La obra consistía en una serie de objetos, fotografías, pinturas y videos de íconos que hacían referencia a tribus indígenas, procesos industriales y conceptos filosóficos. Había allí el mapa de Latinoamérica, de norte a sur, codificado en pictogramas rojos, negros y blancos, distribuidos en un pedestal sobre el cual cerraba el código un pequeño médico brujo de barro. Entre sus manos había un cuenco lleno de píldoras de colores. Sobre la pared más amplia de la sala, libre de muebles y de cualquier otra cosa no relacionada con la exposición, había tres enormes impresiones donde se repetía la imagen gris de un barril de petróleo, velado alternativamente por máscaras translúcidas de color magenta, amarillo y cian. Sobre la misma pared, a unos sesenta centímetros de distancia, se extendía una secuencia de rombos polícromos. En una habitación contigua encontré una secuencia de imágenes fantasmagóricas de museos del mundo, un video en ruido claroscuro, y dos rayos en blanco y negro sobre la pared del fondo. Terminaba yo de contemplar todo aquello cuando sentí que algo me acechaba desde el suelo. Congelada en pose genérica, una serpiente dorada me enseñaba sus colmillos. Di un par de pasos hacia atrás y miré a mi alrededor. Esperaba encontrarme a un grupo de personas riéndose de mí, y entre ellas a mis falsos asaltantes, pero solo había tres sujetos; uno de ellos se alargaba la barbilla con los dedos mientras contemplaba los barriles de petróleo, y los otros dos escrutaban la lápida y se lanzaban cortos murmullos agitando la cabeza. Volví a la serpiente y su juego de colmillos brillantes. Tenía la cabeza, grande y musculosa como la de un pitbull, llena de escamas ovaladas similares a las de un pez antediluviano del Orinoco: ribeteadas de minúsculas espinas, casi vellosidades
cortopunzantes, esmaltadas con ese aceite de esmeraldas fundidas que bajo el agua se torna oscuro, aterciopelado. Al moverme un poco hacia la izquierda comprendí que todo aquello se debía a un efecto de la luz. Ahora, el cuerpo del animal se fue llenando de lentas sombras, justo en la cresta de las ondulaciones, como si reptara bajo un sol entrecortado por arboladuras. Escuché una voz.

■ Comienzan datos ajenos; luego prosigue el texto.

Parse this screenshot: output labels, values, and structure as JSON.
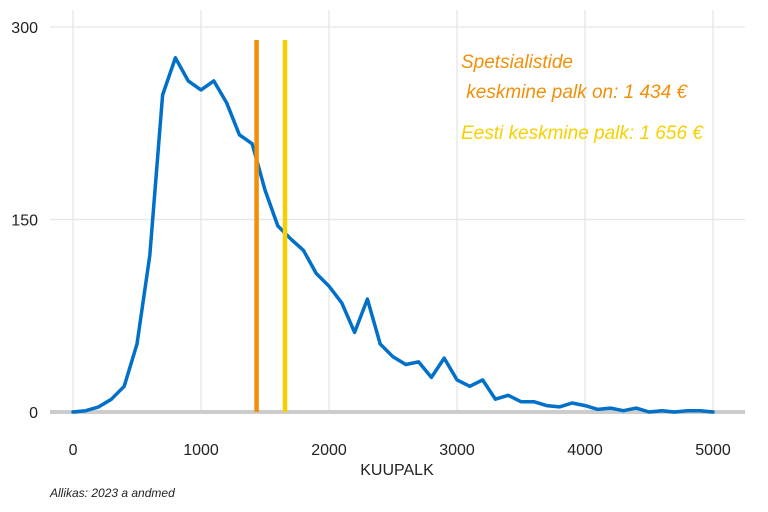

-Ella es una metáfora del movimiento. Hay un instante, en su secuencia, donde desaparece. Jamás lo notas, pero los ojos saben que es así. La vida y la muerta a velocidad luz.
El hombre a mi lado se quedó en silencio, contemplando la serpiente. Sus labios temblaban delicadamente sobre el instante previo a la sonrisa, como los de un padre ante su cría, varios días después del parto. Supuse que se trataba del artista, dispuesto a explicarme “la causa de mi asombro”, pero su silencio se extendía demasiado. Su atención había saltado a un profundo intersticio, oscuro como el abismo tras los colmillos de la serpiente. Tenía una botella de cerveza en la mano. De pronto pensé en el médico de barro con las píldoras en el cuenco, y volví el rostro hacia la serpiente.

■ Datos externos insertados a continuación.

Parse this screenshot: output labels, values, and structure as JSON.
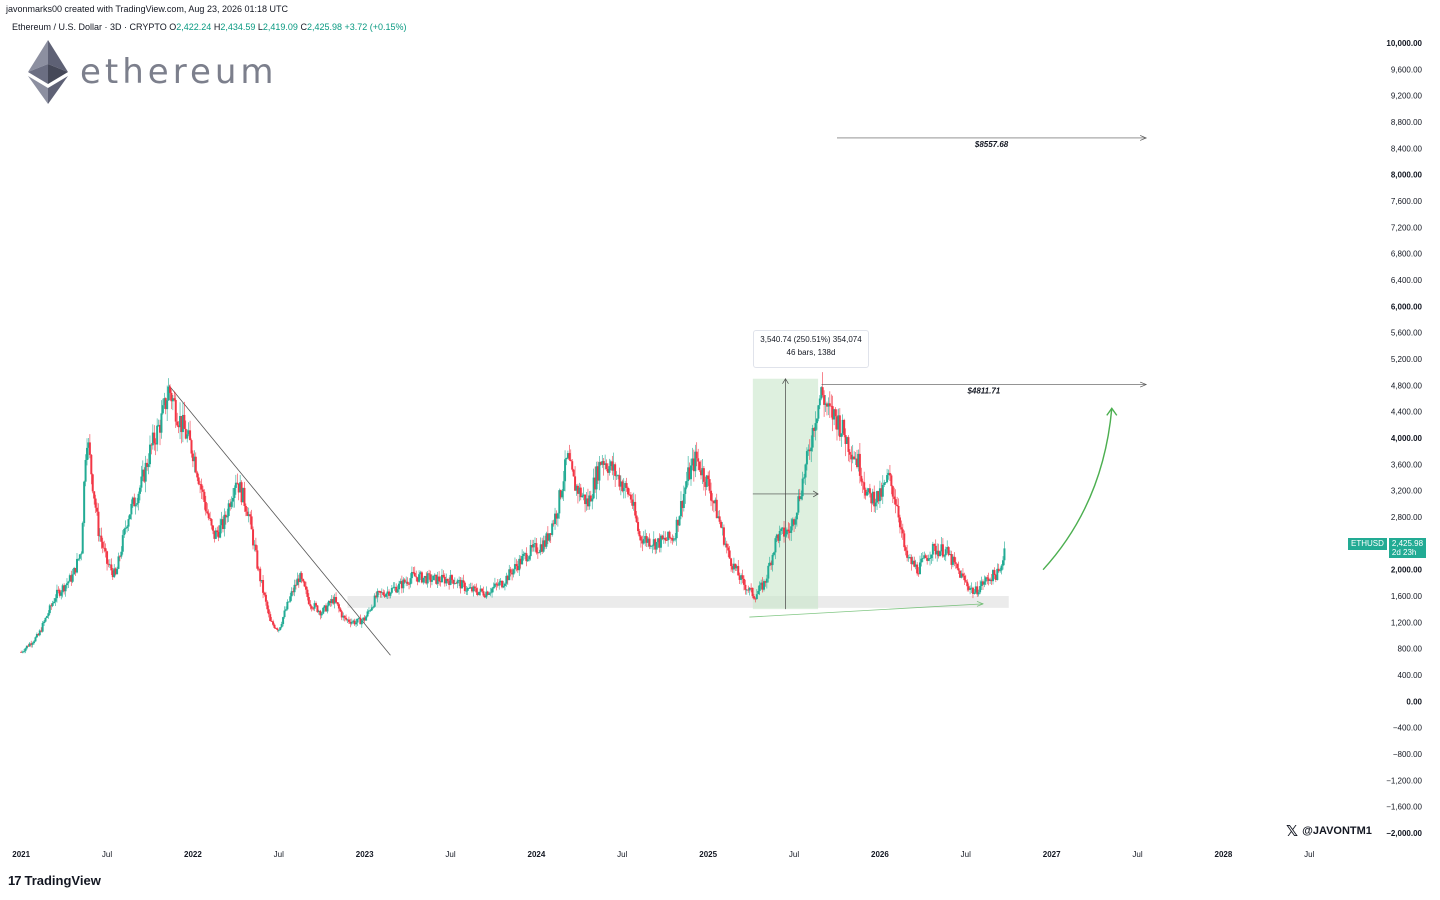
{
  "header": {
    "created_by": "javonmarks00 created with TradingView.com, Aug 23, 2026 01:18 UTC",
    "symbol_line": "Ethereum / U.S. Dollar · 3D · CRYPTO",
    "o_label": "O",
    "o_value": "2,422.24",
    "h_label": "H",
    "h_value": "2,434.59",
    "l_label": "L",
    "l_value": "2,419.09",
    "c_label": "C",
    "c_value": "2,425.98",
    "change": "+3.72 (+0.15%)"
  },
  "logo": {
    "word": "ethereum",
    "icon": "ethereum-diamond-icon"
  },
  "footer": {
    "brand": "TradingView",
    "brand_icon": "tv-logo-icon",
    "x_handle": "@JAVONTM1",
    "x_icon": "x-logo-icon"
  },
  "measure_tooltip": {
    "line1": "3,540.74 (250.51%) 354,074",
    "line2": "46 bars, 138d"
  },
  "price_badge": {
    "symbol": "ETHUSD",
    "price": "2,425.98",
    "countdown": "2d 23h"
  },
  "colors": {
    "up": "#22ab94",
    "down": "#f23645",
    "measure": "#c8e6c9",
    "support": "#e6e6e6",
    "arrow": "#4caf50"
  },
  "chart_data": {
    "type": "candlestick",
    "y_ticks": [
      "10,000.00",
      "9,600.00",
      "9,200.00",
      "8,800.00",
      "8,400.00",
      "8,000.00",
      "7,600.00",
      "7,200.00",
      "6,800.00",
      "6,400.00",
      "6,000.00",
      "5,600.00",
      "5,200.00",
      "4,800.00",
      "4,400.00",
      "4,000.00",
      "3,600.00",
      "3,200.00",
      "2,800.00",
      "2,000.00",
      "1,600.00",
      "1,200.00",
      "800.00",
      "400.00",
      "0.00",
      "−400.00",
      "−800.00",
      "−1,200.00",
      "−1,600.00",
      "−2,000.00"
    ],
    "y_tick_values": [
      10000,
      9600,
      9200,
      8800,
      8400,
      8000,
      7600,
      7200,
      6800,
      6400,
      6000,
      5600,
      5200,
      4800,
      4400,
      4000,
      3600,
      3200,
      2800,
      2000,
      1600,
      1200,
      800,
      400,
      0,
      -400,
      -800,
      -1200,
      -1600,
      -2000
    ],
    "y_bold": [
      10000,
      8000,
      6000,
      4000,
      2000,
      0,
      -2000
    ],
    "ylim": [
      -2000,
      10000
    ],
    "x_ticks": [
      "2021",
      "Jul",
      "2022",
      "Jul",
      "2023",
      "Jul",
      "2024",
      "Jul",
      "2025",
      "Jul",
      "2026",
      "Jul",
      "2027",
      "Jul",
      "2028",
      "Jul"
    ],
    "x_tick_years": [
      2021.0,
      2021.5,
      2022.0,
      2022.5,
      2023.0,
      2023.5,
      2024.0,
      2024.5,
      2025.0,
      2025.5,
      2026.0,
      2026.5,
      2027.0,
      2027.5,
      2028.0,
      2028.5
    ],
    "xlim": [
      2020.9,
      2028.9
    ],
    "price_path": [
      [
        2021.0,
        750
      ],
      [
        2021.1,
        1000
      ],
      [
        2021.2,
        1600
      ],
      [
        2021.3,
        1900
      ],
      [
        2021.35,
        2300
      ],
      [
        2021.38,
        4100
      ],
      [
        2021.45,
        2600
      ],
      [
        2021.5,
        2100
      ],
      [
        2021.55,
        1900
      ],
      [
        2021.62,
        2800
      ],
      [
        2021.7,
        3300
      ],
      [
        2021.75,
        3800
      ],
      [
        2021.82,
        4300
      ],
      [
        2021.86,
        4750
      ],
      [
        2021.92,
        4300
      ],
      [
        2022.0,
        3800
      ],
      [
        2022.07,
        3000
      ],
      [
        2022.12,
        2500
      ],
      [
        2022.18,
        2700
      ],
      [
        2022.25,
        3400
      ],
      [
        2022.32,
        2900
      ],
      [
        2022.38,
        2000
      ],
      [
        2022.45,
        1200
      ],
      [
        2022.5,
        1100
      ],
      [
        2022.57,
        1600
      ],
      [
        2022.62,
        1900
      ],
      [
        2022.68,
        1500
      ],
      [
        2022.75,
        1350
      ],
      [
        2022.82,
        1550
      ],
      [
        2022.88,
        1250
      ],
      [
        2022.95,
        1200
      ],
      [
        2023.0,
        1250
      ],
      [
        2023.07,
        1600
      ],
      [
        2023.12,
        1650
      ],
      [
        2023.2,
        1750
      ],
      [
        2023.28,
        1900
      ],
      [
        2023.4,
        1850
      ],
      [
        2023.52,
        1850
      ],
      [
        2023.6,
        1700
      ],
      [
        2023.7,
        1650
      ],
      [
        2023.8,
        1800
      ],
      [
        2023.88,
        2050
      ],
      [
        2023.95,
        2250
      ],
      [
        2024.05,
        2400
      ],
      [
        2024.12,
        2900
      ],
      [
        2024.18,
        3700
      ],
      [
        2024.22,
        3300
      ],
      [
        2024.3,
        3000
      ],
      [
        2024.38,
        3700
      ],
      [
        2024.45,
        3500
      ],
      [
        2024.55,
        3100
      ],
      [
        2024.6,
        2500
      ],
      [
        2024.7,
        2400
      ],
      [
        2024.8,
        2500
      ],
      [
        2024.88,
        3400
      ],
      [
        2024.93,
        3700
      ],
      [
        2025.0,
        3300
      ],
      [
        2025.07,
        2700
      ],
      [
        2025.12,
        2200
      ],
      [
        2025.2,
        1800
      ],
      [
        2025.27,
        1600
      ],
      [
        2025.33,
        1800
      ],
      [
        2025.4,
        2500
      ],
      [
        2025.48,
        2600
      ],
      [
        2025.52,
        3000
      ],
      [
        2025.58,
        3700
      ],
      [
        2025.62,
        4300
      ],
      [
        2025.66,
        4700
      ],
      [
        2025.7,
        4400
      ],
      [
        2025.75,
        4300
      ],
      [
        2025.82,
        3900
      ],
      [
        2025.88,
        3600
      ],
      [
        2025.93,
        3100
      ],
      [
        2026.0,
        3100
      ],
      [
        2026.05,
        3400
      ],
      [
        2026.1,
        3000
      ],
      [
        2026.15,
        2200
      ],
      [
        2026.22,
        2000
      ],
      [
        2026.3,
        2300
      ],
      [
        2026.38,
        2300
      ],
      [
        2026.45,
        2000
      ],
      [
        2026.5,
        1800
      ],
      [
        2026.55,
        1650
      ],
      [
        2026.6,
        1800
      ],
      [
        2026.65,
        1900
      ],
      [
        2026.7,
        1950
      ],
      [
        2026.73,
        2426
      ]
    ],
    "trendline": {
      "from": [
        2021.86,
        4800
      ],
      "to": [
        2023.15,
        700
      ]
    },
    "support_zone": {
      "x": [
        2022.9,
        2026.75
      ],
      "y": [
        1420,
        1600
      ]
    },
    "measure_box": {
      "x": [
        2025.26,
        2025.64
      ],
      "y": [
        1400,
        4900
      ]
    },
    "rising_line": {
      "from": [
        2025.24,
        1280
      ],
      "to": [
        2026.6,
        1480
      ]
    },
    "levels": [
      {
        "price": 8557.68,
        "label": "$8557.68",
        "from": 2025.75,
        "to": 2027.55
      },
      {
        "price": 4811.71,
        "label": "$4811.71",
        "from": 2025.66,
        "to": 2027.55
      }
    ],
    "curve_arrow": {
      "from": [
        2026.95,
        2000
      ],
      "ctrl": [
        2027.3,
        3000
      ],
      "to": [
        2027.35,
        4450
      ]
    }
  }
}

-¿En qué pensaba cuando la hizo?
Mi pregunta se quedó en el aire. El sujeto había desaparecido, y en su lugar una multitud vociferante llenaba la sala. Mi cuerpo se contrajo en un escalofrío y empecé a sudar. Algo como un eco vibrante y húmedo abrazó mi nuca.
-¡Largo de aquí, falsa!
Desde la multitud comenzaron a lanzarme destellos acuosos, fugaces como el chasquido de un pez nocturno. Sentí que debía escapar, pero había tanta gente y tanto movimiento que no era capaz de ubicar la salida. Miraba hacia todos lados cuando sentí que unas manos enormes y heladas -su tacto me llegó hasta los pulmones- me tomaban por la cintura y me empujaban. De repente estaba en medio de la acera, con la galería a mis espaldas, totalmente sola. No había chica sonriente ni fumadores. Tampoco vi carros aparcados ni al sujeto que los cuidaba. Me volví hacia la galería. La puerta estaba cerrada, pero la multitud seguía adentro; sombras, siluetas opacas que se movían. Entonces sentí un cosquilleo en las palmas de las manos. Dos manchas húmedas de ceniza resaltaban como estigmas sobre mi piel blanca.